If you're reading this item instead of pressing your nose to the old grindstone at work, relax. You're hardly alone. In fact, your boss is probably doing it, too. According to a new study, not only is "cyberslacking" not wasting time, it's actually productive over the long run.
As explained in this article from the Associated Press, using the Internet for personal reasons can help workers balance job and life responsibilities. And everyone on up the totem pole in the workplace seems to be engaging in the practice on the sly, from entry-level employees to senior managers.
The study, based on a phone survey of 1024 people during the summer of 2006, was published in this month's issue of the journal CyberPsychology and Behavior. In their paper, "On cyberslacking: Workplace status and personal Internet use at work," authors R. K. Garrett and J. N. Danziger reveal that, despite the efforts of some firms to monitor personal Web and e-mail use during business hours, employees have grown accustomed to these outlets as part of their routine. They even benefit the employer: with lingering personal matters resolved, workers are more likely to be able to concentrate on their job assignments, which suggests they should be more productive.

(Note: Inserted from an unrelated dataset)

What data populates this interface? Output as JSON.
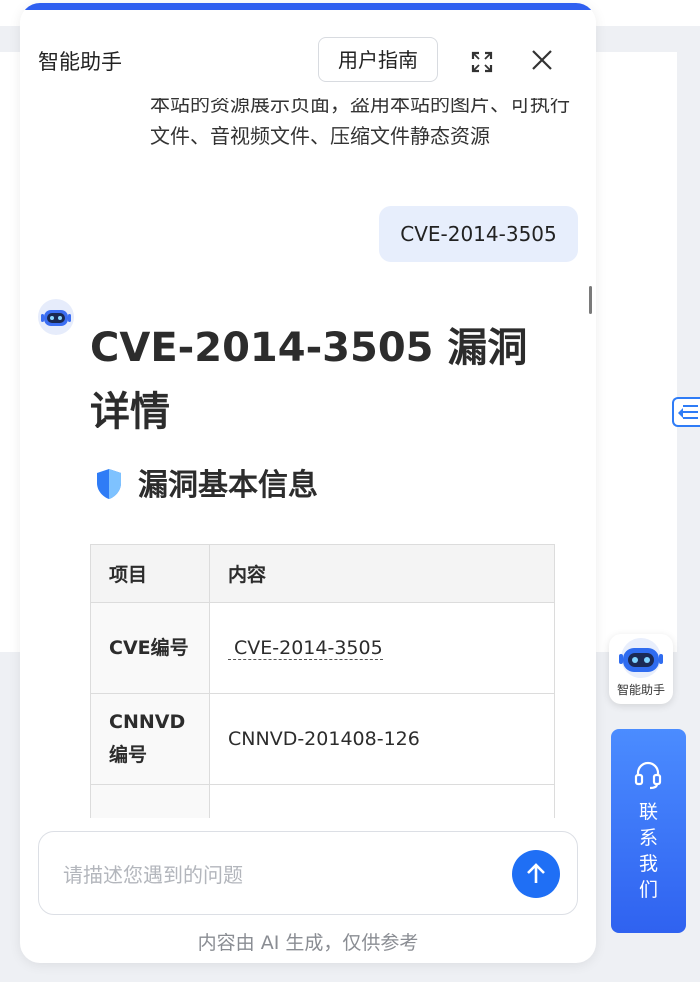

One of the study's principals, R. Kelly Garrett of Ohio State University, told the AP: "It's appropriate to just avoid the knee-jerk response that all personal Internet use is detrimental."
Garret said the study was still preliminary, and that he and Danziger (of the University of California at Irvine) were not trying at present to go much further than gauging the types of employees who use the Internet for personal reasons. Still, he speculated, additional research into the matter could suggest alternatives to enterprise administrators as to how they could improve their policies on personal activities online, to the benefit of both employer and employee alike.
Now, that's something we could all appreciate at work, without looking over our shoulders.
(Speaking of surfing the Web, Garrett might want to surf on over to the AP story mentioned in this column at The New York Times, Study shatters myths on personal Net use at work, where his name, R. Kelly Garrett, is hyperlinked to the paper's archive of R. Kelly articles. Ouch! Well, at least he's topical.)